Single by Devon Cole

from the EP 1-800-Got-Stress
- Released: July 7, 2022
- Label: Arista
- Songwriters: John Mark Nelson; Devon Cole; Alexandra Soumalias;
- Producer: John Mark Nelson

Devon Cole singles chronology
| "Uncall It" (2022) | "W.I.T.C.H." (2022) | "Hey Cowboy" (2022) |

= W.I.T.C.H. (song) =

2022 single by Devon Cole

"W.I.T.C.H." (pronounced "witch") is a 2022 song by Canadian alt-pop singer Devon Cole. It was released on July 7, 2022, via Arista Records. The song was written by Cole and songwriters John Mark Nelson and Alexandra Soumalias.

==Background==
Cole initially performed a demo of the opening verse of the song on TikTok, where it received over 40 million views. She was singing original lyrics over a piece of instrumental backing music Nelson had shared on the platform.

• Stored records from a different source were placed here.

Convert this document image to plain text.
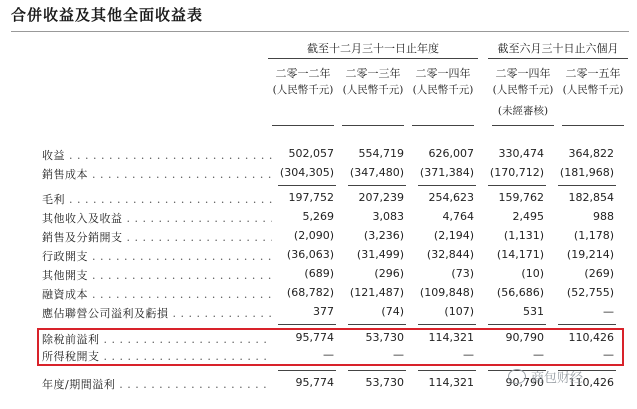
合併收益及其他全面收益表
截至十二月三十一日止年度	截至六月三十日止六個月
二零一二年	二零一三年	二零一四年	二零一四年	二零一五年
(人民幣千元) (人民幣千元) (人民幣千元)	(人民幣千元) (人民幣千元)
(未經審核)
收益 . . .	502,057	554,719	626,007	330,474	364,822
銷售成本 . . .	(304,305)	(347,480)	(371,384)	(170,712)	(181,968)
毛利 . . .	197,752	207,239	254,623	159,762	182,854
其他收入及收益 . . .	5,269	3,083	4,764	2,495	988
銷售及分銷開支 . . .	(2,090)	(3,236)	(2,194)	(1,131)	(1,178)
行政開支 . . .	(36,063)	(31,499)	(32,844)	(14,171)	(19,214)
其他開支 . . .	(689)	(296)	(73)	(10)	(269)
融資成本 . . .	(68,782)	(121,487)	(109,848)	(56,686)	(52,755)
應佔聯營公司溢利及虧損 . . .	377	(74)	(107)	531	—
除稅前溢利 . . .	95,774	53,730	114,321	90,790	110,426
所得稅開支 . . .	—	—	—	—	—
年度/期間溢利 . . .	95,774	53,730	114,321	90,790	110,426
商包财经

A full version of the song was then released as her first single through Arista Records (who are owned by Sony Music Entertainment) on 7 July 2022. With nearly 300,000 pre-saves, it was Sony's biggest pre-save campaign for a female artist to that point. A music video followed.

"W.I.T.C.H." is an acronym for "Woman In Total Control (of) Herself". Cole described the song as reclaiming "the witch as a symbol of women's resistance. It celebrates women's strength, autonomy, and rebellion". The song was written by Nelson, Cole and Alexandra Soumalias, and produced by Nelson. The music was performed by Nelson on keyboards, guitar, bass and drum machine.

Cole received a Juno Award nomination for Breakthrough Artist of the Year at the Juno Awards of 2023.

==Certifications==

Certifications for "W.I.T.C.H."
| Region | Certification | Certified units/sales |
| Canada (Music Canada) | Platinum | 80,000^{‡} |
^{‡} Sales+streaming figures based on certification alone.